Background: Patients with untreated B-cell chronic lymphocytic leukemia have a high rate of complete remission when given the halogenated nucleoside analogue fludarabine. However, patients in whom the disease has proved refractory to primary treatment have a reduced life expectancy and a dismal outcome.
Methods: We treated four consecutive patients who had unsatisfactory responses to second-line or subsequent treatment with fludarabine with another halogenated nucleoside analogue, 2-chlorodeoxyadenosine.
Results: One patient with progressing lymphocytosis, anemia, and thrombocytopenia despite 10 courses of fludarabine entered a complete remission when treated with 2-chlorodeoxyadenosine.

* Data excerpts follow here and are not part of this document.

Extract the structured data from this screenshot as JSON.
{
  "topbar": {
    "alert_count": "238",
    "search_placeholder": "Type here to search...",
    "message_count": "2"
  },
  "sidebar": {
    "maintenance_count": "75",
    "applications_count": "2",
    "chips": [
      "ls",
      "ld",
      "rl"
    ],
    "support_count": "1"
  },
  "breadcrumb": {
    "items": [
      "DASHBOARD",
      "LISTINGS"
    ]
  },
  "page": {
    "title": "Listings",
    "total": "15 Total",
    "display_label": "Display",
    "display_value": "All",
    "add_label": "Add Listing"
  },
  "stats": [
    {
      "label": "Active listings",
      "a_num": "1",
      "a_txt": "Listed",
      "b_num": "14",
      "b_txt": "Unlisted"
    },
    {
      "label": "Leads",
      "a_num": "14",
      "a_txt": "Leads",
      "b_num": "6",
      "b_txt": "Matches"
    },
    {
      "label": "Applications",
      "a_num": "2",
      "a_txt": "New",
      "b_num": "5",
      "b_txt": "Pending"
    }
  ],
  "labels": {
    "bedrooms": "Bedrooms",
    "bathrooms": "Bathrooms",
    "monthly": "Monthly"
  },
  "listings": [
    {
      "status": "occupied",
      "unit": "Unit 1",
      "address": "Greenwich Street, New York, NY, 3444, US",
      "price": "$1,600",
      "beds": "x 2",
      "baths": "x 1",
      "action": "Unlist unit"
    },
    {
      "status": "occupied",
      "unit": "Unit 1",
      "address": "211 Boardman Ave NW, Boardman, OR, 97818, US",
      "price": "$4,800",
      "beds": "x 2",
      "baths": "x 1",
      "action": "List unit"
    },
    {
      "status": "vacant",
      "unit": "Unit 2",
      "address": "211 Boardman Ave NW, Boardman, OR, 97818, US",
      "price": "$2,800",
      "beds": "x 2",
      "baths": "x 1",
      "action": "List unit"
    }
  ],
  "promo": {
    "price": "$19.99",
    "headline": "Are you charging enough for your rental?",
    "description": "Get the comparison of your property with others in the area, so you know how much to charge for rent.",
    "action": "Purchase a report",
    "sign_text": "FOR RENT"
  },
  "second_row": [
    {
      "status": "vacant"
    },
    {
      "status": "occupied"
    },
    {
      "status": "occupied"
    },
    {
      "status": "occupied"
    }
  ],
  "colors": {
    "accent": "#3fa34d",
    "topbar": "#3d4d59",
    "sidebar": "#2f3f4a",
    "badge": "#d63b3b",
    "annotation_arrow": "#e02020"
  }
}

Two patients who had less-than-partial remissions after six courses of fludarabine had good partial remissions when treated with 2-chlorodeoxyadenosine. One patient with Coombs-positive hemolytic anemia who had no response to three courses of fludarabine had a partial remission, with resolution of hypogammaglobulinemia, when treated with 2-chlorodeoxyadenosine.
Conclusions: There was no evidence of cross-resistance between fludarabine and 2-chlorodeoxyadenosine despite their similar structures. 2-Chlorodeoxyadenosine may induce a complete remission in chronic lymphocytic leukemia that is highly resistant to chemotherapy, and it deserves wider clinical evaluation in patients with this condition.